O Albergaria tem atualmente cinco profissionais no plantel sénior. Todas com contrato celebrado segundo a minuta disponibilizada pela FPF e com o valor do salário mínimo nacional (665 euros). Quem não tem contrato profissional recebe apoios para deslocação e alimentação.

José Carlos tem "a perfeita noção que competir contra os clubes profissionais é uma tarefa difícil" e leva o clube à tarefa hercúlea e inglória até de redefinir os objetivos época a época. Apesar disso, no ano passado foram a sensação da prova. Ficaram em 5.º lugar, atrás de Benfica, Sporting, Sp. Braga e Famalicão: "O segredo foi a competência da equipa técnica liderada pela Paula Pinho, profunda conhecedora do futebol feminino em Portugal e da sua evolução, conjugada com a qualidade de um plantel bastante homogéneo, ambicioso e solidário, tendo na retaguarda uma estrutura que procurou, dentro de todas as limitações - financeiras, recursos humanos e deficientes instalações para a prática da modalidade -, dar o apoio necessário para obtenção de resultados positivos."

Segundo este responsável, a falta de instalações e horários adequados para treinos são um enorme entrave na evolução do futebol feminino. Além disso, a "primazia" do futebol masculino em detrimento do género feminino "é um exemplo da desigualdade de tratamento entre os géneros, assim como as questões financeiras".

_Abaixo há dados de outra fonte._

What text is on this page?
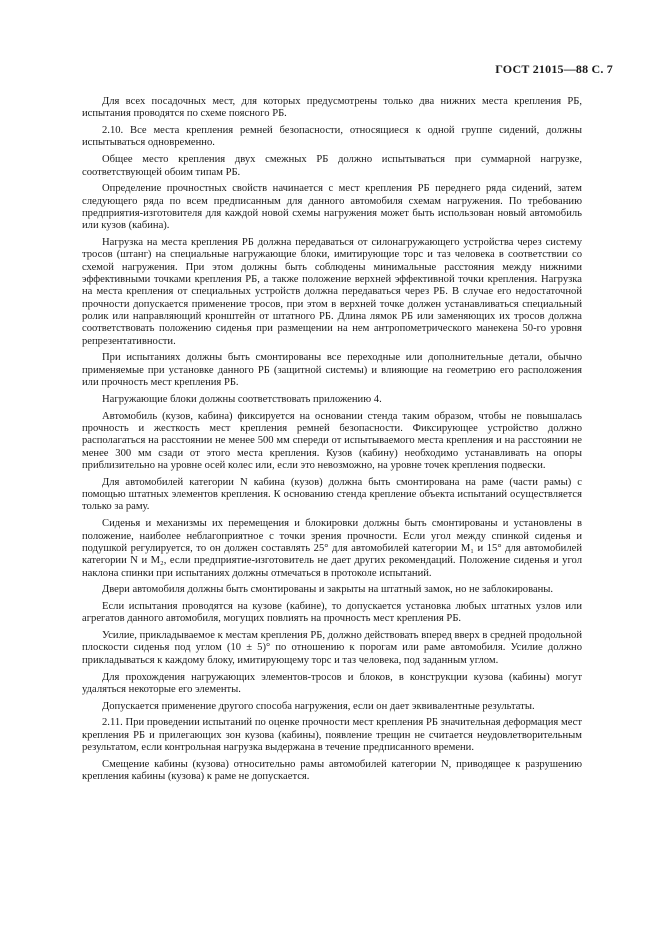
ГОСТ 21015—88 С. 7

Для всех посадочных мест, для которых предусмотрены только два нижних места крепления РБ, испытания проводятся по схеме поясного РБ.

2.10. Все места крепления ремней безопасности, относящиеся к одной группе сидений, должны испытываться одновременно.

Общее место крепления двух смежных РБ должно испытываться при суммарной нагрузке, соответствующей обоим типам РБ.

Определение прочностных свойств начинается с мест крепления РБ переднего ряда сидений, затем следующего ряда по всем предписанным для данного автомобиля схемам нагружения. По требованию предприятия-изготовителя для каждой новой схемы нагружения может быть использован новый автомобиль или кузов (кабина).

Нагрузка на места крепления РБ должна передаваться от силонагружающего устройства через систему тросов (штанг) на специальные нагружающие блоки, имитирующие торс и таз человека в соответствии со схемой нагружения. При этом должны быть соблюдены минимальные расстояния между нижними эффективными точками крепления РБ, а также положение верхней эффективной точки крепления. Нагрузка на места крепления от специальных устройств должна передаваться через РБ. В случае его недостаточной прочности допускается применение тросов, при этом в верхней точке должен устанавливаться специальный ролик или направляющий кронштейн от штатного РБ. Длина лямок РБ или заменяющих их тросов должна соответствовать положению сиденья при размещении на нем антропометрического манекена 50-го уровня репрезентативности.

При испытаниях должны быть смонтированы все переходные или дополнительные детали, обычно применяемые при установке данного РБ (защитной системы) и влияющие на геометрию его расположения или прочность мест крепления РБ.

Нагружающие блоки должны соответствовать приложению 4.

Автомобиль (кузов, кабина) фиксируется на основании стенда таким образом, чтобы не повышалась прочность и жесткость мест крепления ремней безопасности. Фиксирующее устройство должно располагаться на расстоянии не менее 500 мм спереди от испытываемого места крепления и на расстоянии не менее 300 мм сзади от этого места крепления. Кузов (кабину) необходимо устанавливать на опоры приблизительно на уровне осей колес или, если это невозможно, на уровне точек крепления подвески.

Для автомобилей категории N кабина (кузов) должна быть смонтирована на раме (части рамы) с помощью штатных элементов крепления. К основанию стенда крепление объекта испытаний осуществляется только за раму.

Сиденья и механизмы их перемещения и блокировки должны быть смонтированы и установлены в положение, наиболее неблагоприятное с точки зрения прочности. Если угол между спинкой сиденья и подушкой регулируется, то он должен составлять 25° для автомобилей категории M₁ и 15° для автомобилей категории N и M₂, если предприятие-изготовитель не дает других рекомендаций. Положение сиденья и угол наклона спинки при испытаниях должны отмечаться в протоколе испытаний.

Двери автомобиля должны быть смонтированы и закрыты на штатный замок, но не заблокированы.

Если испытания проводятся на кузове (кабине), то допускается установка любых штатных узлов или агрегатов данного автомобиля, могущих повлиять на прочность мест крепления РБ.

Усилие, прикладываемое к местам крепления РБ, должно действовать вперед вверх в средней продольной плоскости сиденья под углом (10 ± 5)° по отношению к порогам или раме автомобиля. Усилие должно прикладываться к каждому блоку, имитирующему торс и таз человека, под заданным углом.

Для прохождения нагружающих элементов-тросов и блоков, в конструкции кузова (кабины) могут удаляться некоторые его элементы.

Допускается применение другого способа нагружения, если он дает эквивалентные результаты.

2.11. При проведении испытаний по оценке прочности мест крепления РБ значительная деформация мест крепления РБ и прилегающих зон кузова (кабины), появление трещин не считается неудовлетворительным результатом, если контрольная нагрузка выдержана в течение предписанного времени.

Смещение кабины (кузова) относительно рамы автомобилей категории N, приводящее к разрушению крепления кабины (кузова) к раме не допускается.
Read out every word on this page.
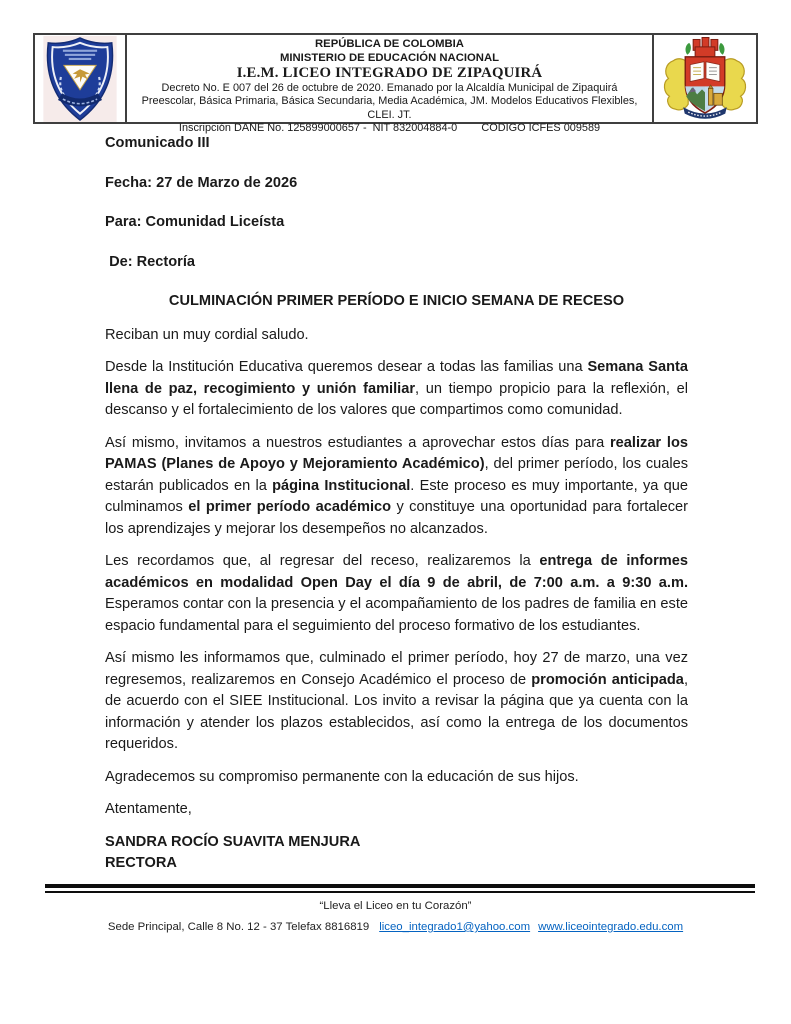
REPÚBLICA DE COLOMBIA
MINISTERIO DE EDUCACIÓN NACIONAL
I.E.M. LICEO INTEGRADO DE ZIPAQUIRÁ
Decreto No. E 007 del 26 de octubre de 2020. Emanado por la Alcaldía Municipal de Zipaquirá
Preescolar, Básica Primaria, Básica Secundaria, Media Académica, JM. Modelos Educativos Flexibles, CLEI. JT.
Inscripción DANE No. 125899000657 -  NIT 832004884-0        CODIGO ICFES 009589

Comunicado III

Fecha: 27 de Marzo de 2026

Para: Comunidad Liceísta

De: Rectoría

CULMINACIÓN PRIMER PERÍODO E INICIO SEMANA DE RECESO

Reciban un muy cordial saludo.

Desde la Institución Educativa queremos desear a todas las familias una Semana Santa llena de paz, recogimiento y unión familiar, un tiempo propicio para la reflexión, el descanso y el fortalecimiento de los valores que compartimos como comunidad.

Así mismo, invitamos a nuestros estudiantes a aprovechar estos días para realizar los PAMAS (Planes de Apoyo y Mejoramiento Académico), del primer período, los cuales estarán publicados en la página Institucional. Este proceso es muy importante, ya que culminamos el primer período académico y constituye una oportunidad para fortalecer los aprendizajes y mejorar los desempeños no alcanzados.

Les recordamos que, al regresar del receso, realizaremos la entrega de informes académicos en modalidad Open Day el día 9 de abril, de 7:00 a.m. a 9:30 a.m. Esperamos contar con la presencia y el acompañamiento de los padres de familia en este espacio fundamental para el seguimiento del proceso formativo de los estudiantes.

Así mismo les informamos que, culminado el primer período, hoy 27 de marzo, una vez regresemos, realizaremos en Consejo Académico el proceso de promoción anticipada, de acuerdo con el SIEE Institucional. Los invito a revisar la página que ya cuenta con la información y atender los plazos establecidos, así como la entrega de los documentos requeridos.

Agradecemos su compromiso permanente con la educación de sus hijos.

Atentamente,

SANDRA ROCÍO SUAVITA MENJURA
RECTORA
“Lleva el Liceo en tu Corazón”
Sede Principal, Calle 8 No. 12 - 37 Telefax 8816819 liceo_integrado1@yahoo.com www.liceointegrado.edu.com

E tendo em conta que não se fazem campeonatos sem equipas, nem equipas sem jogadoras, o atual formato do campeonato também não serve os interesses dos ditos clubes pequenos: "A Federação tudo tem feito para que clubes como o nosso acabem por sair da Liga BPI para dar oportunidade a clubes profissionais. O facto mais evidente e relevante é o modelo competitivo instituído para a Liga BPI na época 2021-22." O campeonato está dividido em Zona Norte e Zona Sul, cada uma com oito equipas. Na segunda fase, as quatro primeiras de cada série lutam pelo título de campeão e as outras para não descer.

Para José Carlos, "o futebol feminino em Portugal está a caminhar apressadamente e sem qualquer planeamento estratégico para o profissionalismo". Culpa de "quem procura subir o ranking das seleções nacionais, com a entrada dos clubes chamados grandes na modalidade", e acima de tudo, "com a entrada em cena dos chamados agentes de jogadoras, que sem qualquer escrúpulos, alguns vendem ilusões às jogadoras, inflacionando o mercado".

Apesar de não haver transferências pagas - à exceção de Ana Borges, do Chelsea para o Sporting, por 30 mil euros, e Milena do Famalicão para a China, por 50 mil euros -, essa é uma área em franco crescimento em Portugal e ainda no mês passado foi criada uma agência apenas para o segmento feminino (a Teammate Football Management de Raquel Sampaio, antiga jogadora e ex-responsável do Sporting).

Uma das agentes mais ativas e que representa mais atletas de topo é Estrela Paulo (ver entrevista na pág. seguinte). Tem jogadoras profissionais em sete equipas da Liga BPI, incluindo as três atuais capitãs da seleção nacional, que são também as capitãs do Sp.Braga (Dolores Silva), Sporting (Ana Borges) e Benfica (Sílvia Rebelo). A campeã europeia e vice-campeã mundial, a holandesa Anouk Dekker, também faz parte das suas atletas agenciadas.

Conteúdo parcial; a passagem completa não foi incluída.